Soğukla yüzleşmeye 10 gün: ‘Çocuklar hasta, onları bu sefalet içinde kaybetmeyelim’
Kadir Bahadır – Ceren Deniz
HATAY –Maraş’ın Pazarcık ve Elbistan ilçelerinde meydana gelen 7.7 ve 7.6 büyüklüğündeki depremlerin 10’uncu gününde birçok bölgede barınma ve ısınma sorunu devam ediyor.
Hatay’ın İskenderun ilçesinde 50 yaşındaki Selbi Biçer, oğlu, kızı, damadı ve yaşları 5-10 yaşları arasındaki 4 torunu ile kamyon brandasından yapılmış bir barakada yaşıyor. Tuvalin önünde yaktıkları ateşle ısınmaya çalışan ailenin çocukları da bu soğuğa dayanamıyor. Sarsıntı sırasında çıkan yangında ayağı yanan 6 yaşındaki Deniz Biçer’in yüzünde enfeksiyon nedeniyle yaralar oluştu. Soğukta ciğerlerinde nezle olan İsmail Biçer’de sık sık ateş ve kasılmalar oluyor. Akdeniz anemisi olan Ali Biçer’in vücudu bu hastalık nedeniyle daha da hassas. Sara’nın hastalığıyla mücadele eden Onur Biçer, sistematik olarak kullanması gereken ilacını bekliyor.
KAMYON EKRANINDAN KORUNMA
Selbi Biçer, deprem günü açıkta kaldıklarında kamyon şoförlerinden aldıkları brandalarla kendilerine yer açtıklarını belirterek, “Çocuk çocuklar, bu küçücük yere girip uyuyoruz. İçine girip bir baksan insan yaşamıyor derdin. Korkunç bir durumdayız. Hava soğuk, çadır yok. Branda her yerden rüzgar alıyor. Bayıldık. Burada 4 çocuğumuz var. Onları kurtarmaya çalışıyoruz. Birinin ayağında yanık var, bir hastalığa yakalanmış, yüzü kir ve tozdan alerjik hale gelmiş. Birisi her zaman soğuktan nöbet geçirir, birinin Akdeniz anemisi vardır ve birinin epilepsisi vardır. Sara’nın sol kolu ve ayağında felç var. İlaçlarından birini getirmişler, yurt dışından gelen diğer ilacı bulamıyoruz.”
‘BURAYA ASLA GELMİYORUM’
Yardımların dertlerine çare olmadığını söyleyen Biçer, “Küçük yardımlar geldi. Bisküvi, çamaşır, yiyecek, battaniye. Ama çocuklara kıyasla hiçbir şey bulamıyoruz. Pijamalarıyla soğukta öylece kaldılar. Ben bir kalp hastasıyım. İlaçlarım evde kaldı. Buraya çadır gelmez. AFAD diyoruz, çadır istiyoruz, ‘getireceğiz’ diyorlar ama getiren yok. Hava çok soğuk olduğunda brandamızın önünde ateş yakarız. Çocukların üzerine battaniye ve yorgan örtüyoruz ama yetmiyor. Evimiz yıkılmadı ama yanındaki evler yıkıldığı için eve gidemiyoruz, korkuyoruz.”

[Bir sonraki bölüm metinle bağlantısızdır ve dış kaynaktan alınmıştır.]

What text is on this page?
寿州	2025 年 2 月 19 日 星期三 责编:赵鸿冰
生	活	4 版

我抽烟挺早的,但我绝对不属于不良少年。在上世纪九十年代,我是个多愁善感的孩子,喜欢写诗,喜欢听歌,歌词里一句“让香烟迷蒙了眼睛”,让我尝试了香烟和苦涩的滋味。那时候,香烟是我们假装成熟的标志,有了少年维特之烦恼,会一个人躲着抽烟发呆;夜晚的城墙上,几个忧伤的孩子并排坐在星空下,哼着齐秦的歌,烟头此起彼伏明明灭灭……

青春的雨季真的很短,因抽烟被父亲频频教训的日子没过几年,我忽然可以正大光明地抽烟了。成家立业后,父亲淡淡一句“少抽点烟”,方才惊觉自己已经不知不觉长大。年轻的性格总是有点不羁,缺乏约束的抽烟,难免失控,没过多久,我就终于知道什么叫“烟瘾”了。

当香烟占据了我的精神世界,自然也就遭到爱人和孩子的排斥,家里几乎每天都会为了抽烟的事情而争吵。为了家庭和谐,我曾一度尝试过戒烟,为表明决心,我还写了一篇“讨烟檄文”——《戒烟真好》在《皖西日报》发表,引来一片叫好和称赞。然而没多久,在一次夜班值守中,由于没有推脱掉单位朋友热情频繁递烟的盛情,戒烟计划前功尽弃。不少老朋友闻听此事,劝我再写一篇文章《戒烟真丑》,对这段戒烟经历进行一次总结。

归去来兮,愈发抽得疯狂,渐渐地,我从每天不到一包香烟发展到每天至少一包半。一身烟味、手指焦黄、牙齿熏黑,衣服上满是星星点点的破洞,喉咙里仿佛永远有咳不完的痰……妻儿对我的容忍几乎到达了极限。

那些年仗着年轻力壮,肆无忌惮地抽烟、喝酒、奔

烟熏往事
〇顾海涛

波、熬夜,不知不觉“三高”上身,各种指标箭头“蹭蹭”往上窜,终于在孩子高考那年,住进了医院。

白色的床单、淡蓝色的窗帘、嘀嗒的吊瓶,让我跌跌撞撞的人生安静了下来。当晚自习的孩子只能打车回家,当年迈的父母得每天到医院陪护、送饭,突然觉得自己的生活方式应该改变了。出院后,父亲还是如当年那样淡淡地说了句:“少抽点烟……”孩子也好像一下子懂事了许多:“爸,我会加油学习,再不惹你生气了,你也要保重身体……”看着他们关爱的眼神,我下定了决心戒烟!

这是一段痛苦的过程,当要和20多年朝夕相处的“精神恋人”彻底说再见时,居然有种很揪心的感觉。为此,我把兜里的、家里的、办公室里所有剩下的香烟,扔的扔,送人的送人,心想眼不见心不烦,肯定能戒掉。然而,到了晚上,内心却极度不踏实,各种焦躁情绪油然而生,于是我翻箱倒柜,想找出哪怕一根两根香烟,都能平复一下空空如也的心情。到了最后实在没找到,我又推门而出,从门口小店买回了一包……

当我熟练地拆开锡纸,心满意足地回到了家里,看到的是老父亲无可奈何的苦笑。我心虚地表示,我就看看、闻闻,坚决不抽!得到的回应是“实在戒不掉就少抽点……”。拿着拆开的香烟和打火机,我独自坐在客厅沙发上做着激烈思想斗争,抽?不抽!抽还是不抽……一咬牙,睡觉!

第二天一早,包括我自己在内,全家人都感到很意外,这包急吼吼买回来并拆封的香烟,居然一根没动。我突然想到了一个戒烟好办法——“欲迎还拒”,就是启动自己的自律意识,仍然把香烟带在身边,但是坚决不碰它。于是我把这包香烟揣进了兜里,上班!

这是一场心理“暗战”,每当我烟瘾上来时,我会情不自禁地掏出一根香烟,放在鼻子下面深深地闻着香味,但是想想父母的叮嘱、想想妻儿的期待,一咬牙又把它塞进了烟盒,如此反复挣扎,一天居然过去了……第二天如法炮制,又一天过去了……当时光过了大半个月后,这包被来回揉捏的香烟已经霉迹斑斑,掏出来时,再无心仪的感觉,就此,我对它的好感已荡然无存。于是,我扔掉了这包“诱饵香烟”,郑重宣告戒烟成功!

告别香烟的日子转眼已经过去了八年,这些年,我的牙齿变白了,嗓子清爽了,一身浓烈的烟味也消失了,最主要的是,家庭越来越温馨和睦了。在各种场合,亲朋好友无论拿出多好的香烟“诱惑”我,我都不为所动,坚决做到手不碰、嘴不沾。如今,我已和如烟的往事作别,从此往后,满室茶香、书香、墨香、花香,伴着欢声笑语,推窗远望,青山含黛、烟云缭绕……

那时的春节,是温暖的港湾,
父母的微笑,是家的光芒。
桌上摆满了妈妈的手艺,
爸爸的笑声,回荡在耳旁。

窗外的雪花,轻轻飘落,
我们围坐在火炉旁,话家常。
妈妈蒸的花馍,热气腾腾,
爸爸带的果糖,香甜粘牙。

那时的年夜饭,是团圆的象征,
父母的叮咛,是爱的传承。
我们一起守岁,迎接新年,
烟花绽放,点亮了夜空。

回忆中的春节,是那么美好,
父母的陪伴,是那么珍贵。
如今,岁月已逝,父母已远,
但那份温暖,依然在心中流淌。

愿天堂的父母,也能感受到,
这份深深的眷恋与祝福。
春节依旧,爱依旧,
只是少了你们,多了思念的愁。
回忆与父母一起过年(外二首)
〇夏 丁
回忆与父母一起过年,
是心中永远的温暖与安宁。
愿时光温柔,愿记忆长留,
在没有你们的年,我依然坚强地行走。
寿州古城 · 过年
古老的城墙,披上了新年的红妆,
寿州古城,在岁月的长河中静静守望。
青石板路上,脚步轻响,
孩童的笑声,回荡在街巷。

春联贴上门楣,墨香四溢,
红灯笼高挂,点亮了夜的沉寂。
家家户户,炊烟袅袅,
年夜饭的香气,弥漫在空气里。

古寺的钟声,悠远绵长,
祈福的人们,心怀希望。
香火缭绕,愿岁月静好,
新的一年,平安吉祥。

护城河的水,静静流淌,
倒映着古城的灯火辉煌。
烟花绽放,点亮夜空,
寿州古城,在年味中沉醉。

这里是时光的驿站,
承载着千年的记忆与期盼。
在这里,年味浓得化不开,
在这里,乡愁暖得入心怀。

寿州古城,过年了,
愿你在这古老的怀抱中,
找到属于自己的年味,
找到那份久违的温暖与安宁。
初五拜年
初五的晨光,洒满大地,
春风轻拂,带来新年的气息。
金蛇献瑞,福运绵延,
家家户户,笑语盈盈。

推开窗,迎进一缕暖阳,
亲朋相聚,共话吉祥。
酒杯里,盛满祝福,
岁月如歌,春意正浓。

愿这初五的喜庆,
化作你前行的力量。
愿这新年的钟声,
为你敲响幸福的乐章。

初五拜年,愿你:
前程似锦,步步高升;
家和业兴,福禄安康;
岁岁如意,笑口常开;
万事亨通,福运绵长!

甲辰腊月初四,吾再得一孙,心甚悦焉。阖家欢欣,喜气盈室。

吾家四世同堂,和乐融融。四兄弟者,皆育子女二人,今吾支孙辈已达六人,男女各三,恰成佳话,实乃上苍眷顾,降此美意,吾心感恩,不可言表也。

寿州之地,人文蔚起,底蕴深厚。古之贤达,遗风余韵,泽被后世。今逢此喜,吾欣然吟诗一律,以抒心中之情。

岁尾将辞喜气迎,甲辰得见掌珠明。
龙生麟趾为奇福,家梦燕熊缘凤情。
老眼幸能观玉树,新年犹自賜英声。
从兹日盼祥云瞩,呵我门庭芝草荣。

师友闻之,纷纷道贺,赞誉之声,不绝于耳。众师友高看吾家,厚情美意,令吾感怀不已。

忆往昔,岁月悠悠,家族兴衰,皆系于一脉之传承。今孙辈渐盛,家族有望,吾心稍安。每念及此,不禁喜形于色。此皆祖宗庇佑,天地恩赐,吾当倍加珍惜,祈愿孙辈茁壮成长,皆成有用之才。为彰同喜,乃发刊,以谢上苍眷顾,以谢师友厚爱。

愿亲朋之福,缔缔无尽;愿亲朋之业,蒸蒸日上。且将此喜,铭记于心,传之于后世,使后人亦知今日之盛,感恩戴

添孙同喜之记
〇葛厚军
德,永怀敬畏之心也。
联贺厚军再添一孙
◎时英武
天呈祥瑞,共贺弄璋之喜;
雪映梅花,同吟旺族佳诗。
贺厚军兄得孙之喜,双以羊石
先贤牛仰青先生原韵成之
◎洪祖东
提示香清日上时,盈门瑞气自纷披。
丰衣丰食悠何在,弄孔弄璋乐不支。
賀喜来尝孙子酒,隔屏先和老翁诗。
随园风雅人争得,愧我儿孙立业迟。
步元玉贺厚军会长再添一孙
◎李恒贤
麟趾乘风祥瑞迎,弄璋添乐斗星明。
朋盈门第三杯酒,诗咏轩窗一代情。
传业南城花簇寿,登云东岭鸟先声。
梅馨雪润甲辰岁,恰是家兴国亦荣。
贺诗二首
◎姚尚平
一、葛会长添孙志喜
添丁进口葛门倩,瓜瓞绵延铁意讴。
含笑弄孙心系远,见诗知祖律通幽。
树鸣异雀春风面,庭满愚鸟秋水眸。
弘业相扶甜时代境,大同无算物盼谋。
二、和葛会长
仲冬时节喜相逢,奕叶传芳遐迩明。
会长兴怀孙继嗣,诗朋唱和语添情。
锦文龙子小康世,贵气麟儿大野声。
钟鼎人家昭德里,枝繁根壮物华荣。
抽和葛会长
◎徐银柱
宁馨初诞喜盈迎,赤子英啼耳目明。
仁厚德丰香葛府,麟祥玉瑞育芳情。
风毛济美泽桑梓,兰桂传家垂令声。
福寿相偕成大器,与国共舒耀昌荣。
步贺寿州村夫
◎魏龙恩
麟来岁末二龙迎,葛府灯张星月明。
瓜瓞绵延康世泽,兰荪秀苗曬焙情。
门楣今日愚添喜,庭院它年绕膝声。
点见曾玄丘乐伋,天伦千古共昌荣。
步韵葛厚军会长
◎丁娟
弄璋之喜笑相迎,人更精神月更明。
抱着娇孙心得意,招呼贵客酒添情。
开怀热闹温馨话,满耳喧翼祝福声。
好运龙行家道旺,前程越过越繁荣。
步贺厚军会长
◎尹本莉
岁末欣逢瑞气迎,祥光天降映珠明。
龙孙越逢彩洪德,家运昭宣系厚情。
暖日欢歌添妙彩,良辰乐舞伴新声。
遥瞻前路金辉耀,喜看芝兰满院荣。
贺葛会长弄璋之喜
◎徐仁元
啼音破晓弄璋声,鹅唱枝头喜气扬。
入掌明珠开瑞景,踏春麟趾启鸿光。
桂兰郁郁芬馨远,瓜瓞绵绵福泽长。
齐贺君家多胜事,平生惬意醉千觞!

‘KÖPEĞİMİZ ÖLDÜ, YAVRU KALDI’
Selbi Biçer’in oğlu Mahmut Biçer, depremde ölen köpeklerinin yavrusunu biberonla beslerken, “Annesi öldü. Geriye sadece bu yavru kaldı. O da çocuklarımız gibi bakıma muhtaç ve zayıf. Ne yapalım, ölmesin diye süt veriyoruz. Çocuklar onunla oyun oynuyorlar. Annesiz kaldı, bari mutsuz olmasın. Bir köpeğimiz öldü, başka can kaybımız yok. Ama çocuklar hasta. Onları da bu sefalet içinde kaybetmeyelim. Evimiz depremde hasar gördü. Dışarıdan bakıldığında harap görünmüyor ama içine girdiğinizde her an yıkılabileceğini göreceksiniz. Arabada uyumak da dini değildir. Gece arabamı soymaya çalıştılar. Bardağı yarıya kadar indirdiler ama başaramadılar ve geri döndüler. Kendi imkanlarımız ile kurduğumuz çadırda 12 kişi ortada kalıyor. Isıtıcı da sağlanmadı. Yanabilir diye çadırda soba yakmaya da korkuyoruz.”